Ledoit-Wolf vs Covariance simple estimationΒΆ
Covariance estimation can be regularized using a shrinkage parameter. Ledoit-Wolf estimates automatically this parameter. In this example, we compute the likelihood of unseen data for different values of the shrinkage parameter. The Ledoit-Wolf estimate reaches an almost optimal value.
Python source code: plot_covariance_estimation.py
print __doc__
import numpy as np
import pylab as pl
###############################################################################
# Generate sample data
n_features, n_samples = 30, 20
X_train = np.random.normal(size=(n_samples, n_features))
X_test = np.random.normal(size=(n_samples, n_features))
# Color samples
coloring_matrix = np.random.normal(size=(n_features, n_features))
X_train = np.dot(X_train, coloring_matrix)

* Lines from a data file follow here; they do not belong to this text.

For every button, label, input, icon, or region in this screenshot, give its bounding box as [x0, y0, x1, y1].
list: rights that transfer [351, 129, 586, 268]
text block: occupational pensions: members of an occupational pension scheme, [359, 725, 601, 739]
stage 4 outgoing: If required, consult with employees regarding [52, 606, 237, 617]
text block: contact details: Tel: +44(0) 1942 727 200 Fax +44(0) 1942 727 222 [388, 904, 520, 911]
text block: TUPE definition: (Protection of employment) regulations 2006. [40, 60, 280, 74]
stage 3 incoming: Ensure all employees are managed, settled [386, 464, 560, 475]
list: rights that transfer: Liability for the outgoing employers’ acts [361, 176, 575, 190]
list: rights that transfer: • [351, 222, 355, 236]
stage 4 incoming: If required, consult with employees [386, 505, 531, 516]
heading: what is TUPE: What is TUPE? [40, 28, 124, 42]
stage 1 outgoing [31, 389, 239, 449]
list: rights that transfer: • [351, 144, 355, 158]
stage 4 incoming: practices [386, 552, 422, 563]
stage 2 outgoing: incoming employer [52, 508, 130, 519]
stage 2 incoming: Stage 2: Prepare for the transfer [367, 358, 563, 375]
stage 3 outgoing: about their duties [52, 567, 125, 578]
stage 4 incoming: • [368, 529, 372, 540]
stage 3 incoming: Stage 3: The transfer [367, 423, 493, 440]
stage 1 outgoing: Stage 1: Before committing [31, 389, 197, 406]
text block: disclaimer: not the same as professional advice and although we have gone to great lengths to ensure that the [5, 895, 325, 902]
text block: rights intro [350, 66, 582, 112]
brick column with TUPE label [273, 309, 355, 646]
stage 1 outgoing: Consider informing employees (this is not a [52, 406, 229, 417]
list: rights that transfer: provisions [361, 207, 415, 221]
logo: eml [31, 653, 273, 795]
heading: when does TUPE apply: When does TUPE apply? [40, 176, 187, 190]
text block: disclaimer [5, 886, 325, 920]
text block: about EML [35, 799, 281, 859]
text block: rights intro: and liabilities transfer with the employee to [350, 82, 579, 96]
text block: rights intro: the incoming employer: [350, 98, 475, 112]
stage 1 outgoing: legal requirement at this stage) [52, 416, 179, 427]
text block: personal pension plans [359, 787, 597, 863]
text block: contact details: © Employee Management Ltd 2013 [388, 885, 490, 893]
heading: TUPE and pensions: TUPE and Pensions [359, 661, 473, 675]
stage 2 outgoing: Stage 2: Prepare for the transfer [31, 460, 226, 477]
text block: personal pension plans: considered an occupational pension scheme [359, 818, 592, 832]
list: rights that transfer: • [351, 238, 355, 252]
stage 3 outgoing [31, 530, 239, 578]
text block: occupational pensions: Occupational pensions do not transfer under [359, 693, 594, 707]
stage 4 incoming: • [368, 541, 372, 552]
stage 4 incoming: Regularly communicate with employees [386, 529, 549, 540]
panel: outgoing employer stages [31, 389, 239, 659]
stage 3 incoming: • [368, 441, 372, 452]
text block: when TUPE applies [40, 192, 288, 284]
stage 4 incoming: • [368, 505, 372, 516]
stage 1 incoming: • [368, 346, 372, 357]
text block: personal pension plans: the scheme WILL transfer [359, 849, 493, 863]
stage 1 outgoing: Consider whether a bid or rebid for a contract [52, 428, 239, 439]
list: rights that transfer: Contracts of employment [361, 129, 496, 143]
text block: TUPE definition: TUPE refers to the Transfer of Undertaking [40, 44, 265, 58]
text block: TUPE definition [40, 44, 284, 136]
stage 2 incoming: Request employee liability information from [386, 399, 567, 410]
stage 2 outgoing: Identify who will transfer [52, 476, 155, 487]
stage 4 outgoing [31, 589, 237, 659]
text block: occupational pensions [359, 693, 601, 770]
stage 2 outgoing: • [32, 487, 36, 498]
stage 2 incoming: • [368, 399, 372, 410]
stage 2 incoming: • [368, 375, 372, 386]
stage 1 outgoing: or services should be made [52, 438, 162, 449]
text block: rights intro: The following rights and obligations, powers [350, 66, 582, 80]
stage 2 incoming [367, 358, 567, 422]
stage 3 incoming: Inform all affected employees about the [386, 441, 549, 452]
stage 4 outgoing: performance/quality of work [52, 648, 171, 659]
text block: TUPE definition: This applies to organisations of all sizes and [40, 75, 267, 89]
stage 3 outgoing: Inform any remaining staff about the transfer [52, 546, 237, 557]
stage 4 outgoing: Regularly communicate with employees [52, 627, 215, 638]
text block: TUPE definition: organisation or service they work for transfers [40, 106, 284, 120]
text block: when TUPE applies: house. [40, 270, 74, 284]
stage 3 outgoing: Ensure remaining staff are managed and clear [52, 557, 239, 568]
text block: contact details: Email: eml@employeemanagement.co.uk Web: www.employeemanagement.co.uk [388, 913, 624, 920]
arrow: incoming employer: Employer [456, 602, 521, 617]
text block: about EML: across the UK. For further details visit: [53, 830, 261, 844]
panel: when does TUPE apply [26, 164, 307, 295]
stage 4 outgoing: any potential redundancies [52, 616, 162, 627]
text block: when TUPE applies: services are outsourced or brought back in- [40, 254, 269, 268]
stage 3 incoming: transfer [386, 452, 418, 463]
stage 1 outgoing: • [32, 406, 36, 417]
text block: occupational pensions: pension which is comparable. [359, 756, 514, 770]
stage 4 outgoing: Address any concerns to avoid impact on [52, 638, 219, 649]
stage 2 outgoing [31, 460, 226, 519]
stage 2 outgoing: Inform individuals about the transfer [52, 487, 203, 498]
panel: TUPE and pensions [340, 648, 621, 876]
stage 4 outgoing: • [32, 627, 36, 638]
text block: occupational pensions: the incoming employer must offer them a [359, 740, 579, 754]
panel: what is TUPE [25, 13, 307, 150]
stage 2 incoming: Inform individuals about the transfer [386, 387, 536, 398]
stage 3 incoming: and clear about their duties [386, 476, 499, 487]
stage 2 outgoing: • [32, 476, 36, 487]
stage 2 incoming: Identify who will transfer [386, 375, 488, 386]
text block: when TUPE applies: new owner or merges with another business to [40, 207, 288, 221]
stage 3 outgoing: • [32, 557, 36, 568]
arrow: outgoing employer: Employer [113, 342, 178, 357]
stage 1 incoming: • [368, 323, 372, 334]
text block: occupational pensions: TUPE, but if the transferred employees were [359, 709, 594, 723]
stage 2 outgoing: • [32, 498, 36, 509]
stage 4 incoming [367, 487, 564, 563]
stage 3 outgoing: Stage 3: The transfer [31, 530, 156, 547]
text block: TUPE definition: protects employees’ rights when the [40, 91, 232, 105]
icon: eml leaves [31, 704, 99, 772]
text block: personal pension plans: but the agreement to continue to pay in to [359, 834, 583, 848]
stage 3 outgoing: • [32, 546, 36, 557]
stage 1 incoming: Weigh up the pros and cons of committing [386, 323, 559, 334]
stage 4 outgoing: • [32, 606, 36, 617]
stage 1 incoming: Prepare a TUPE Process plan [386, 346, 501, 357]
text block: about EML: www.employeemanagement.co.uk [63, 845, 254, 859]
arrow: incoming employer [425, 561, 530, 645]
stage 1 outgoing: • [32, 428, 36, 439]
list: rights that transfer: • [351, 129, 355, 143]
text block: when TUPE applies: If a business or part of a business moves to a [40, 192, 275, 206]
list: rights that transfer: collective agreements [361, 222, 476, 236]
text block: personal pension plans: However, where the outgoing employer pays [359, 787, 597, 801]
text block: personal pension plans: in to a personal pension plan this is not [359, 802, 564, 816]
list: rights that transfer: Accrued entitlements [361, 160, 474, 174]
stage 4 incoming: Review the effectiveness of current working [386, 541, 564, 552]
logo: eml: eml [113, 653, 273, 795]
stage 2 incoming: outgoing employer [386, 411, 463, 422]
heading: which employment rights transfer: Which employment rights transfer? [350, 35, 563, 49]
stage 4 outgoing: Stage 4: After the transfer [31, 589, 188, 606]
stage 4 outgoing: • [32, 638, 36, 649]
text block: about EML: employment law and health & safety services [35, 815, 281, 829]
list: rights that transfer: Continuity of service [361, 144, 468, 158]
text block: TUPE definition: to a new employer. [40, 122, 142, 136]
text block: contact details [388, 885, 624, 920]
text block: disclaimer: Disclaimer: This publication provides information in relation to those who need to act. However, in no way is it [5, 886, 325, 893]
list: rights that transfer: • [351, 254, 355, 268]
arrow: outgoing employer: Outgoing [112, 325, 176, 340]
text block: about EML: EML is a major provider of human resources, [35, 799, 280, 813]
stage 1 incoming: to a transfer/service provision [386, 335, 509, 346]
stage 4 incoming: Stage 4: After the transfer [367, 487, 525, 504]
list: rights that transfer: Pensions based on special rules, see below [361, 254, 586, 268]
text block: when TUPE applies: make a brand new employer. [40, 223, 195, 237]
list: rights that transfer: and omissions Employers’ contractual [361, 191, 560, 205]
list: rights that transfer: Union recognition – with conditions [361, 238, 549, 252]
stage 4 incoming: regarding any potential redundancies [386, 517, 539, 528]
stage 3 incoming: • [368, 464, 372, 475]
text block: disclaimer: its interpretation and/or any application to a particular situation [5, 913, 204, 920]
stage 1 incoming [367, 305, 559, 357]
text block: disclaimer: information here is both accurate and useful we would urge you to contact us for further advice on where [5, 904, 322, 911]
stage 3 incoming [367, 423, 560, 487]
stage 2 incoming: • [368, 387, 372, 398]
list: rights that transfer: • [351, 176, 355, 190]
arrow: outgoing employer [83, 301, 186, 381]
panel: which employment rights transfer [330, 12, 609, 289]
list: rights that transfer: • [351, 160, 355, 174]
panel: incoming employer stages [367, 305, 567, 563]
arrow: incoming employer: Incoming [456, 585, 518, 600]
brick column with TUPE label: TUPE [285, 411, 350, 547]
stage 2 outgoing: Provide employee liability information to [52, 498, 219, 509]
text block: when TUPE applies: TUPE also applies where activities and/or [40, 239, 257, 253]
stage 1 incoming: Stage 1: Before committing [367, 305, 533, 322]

X_test = np.dot(X_test, coloring_matrix)
###############################################################################
# Compute Ledoit-Wolf and Covariances on a grid of shrinkages
from scikits.learn.covariance import LedoitWolf, ShrunkCovariance
lw = LedoitWolf()
loglik_lw = lw.fit(X_train).score(X_test)
cov = ShrunkCovariance()
shrinkages = np.logspace(-2, 0, 30)
negative_logliks = [-cov.fit(X_train, shrinkage=s).score(X_test) \
for s in shrinkages]
###############################################################################
# Plot results
pl.loglog(shrinkages, negative_logliks)
pl.xlabel('Shrinkage')
pl.ylabel('Negative log-likelihood')
pl.vlines(lw.shrinkage_, pl.ylim()[0], -loglik_lw, color='g',
linewidth=3, label='Ledoit-Wolf estimate')
pl.legend()
pl.show()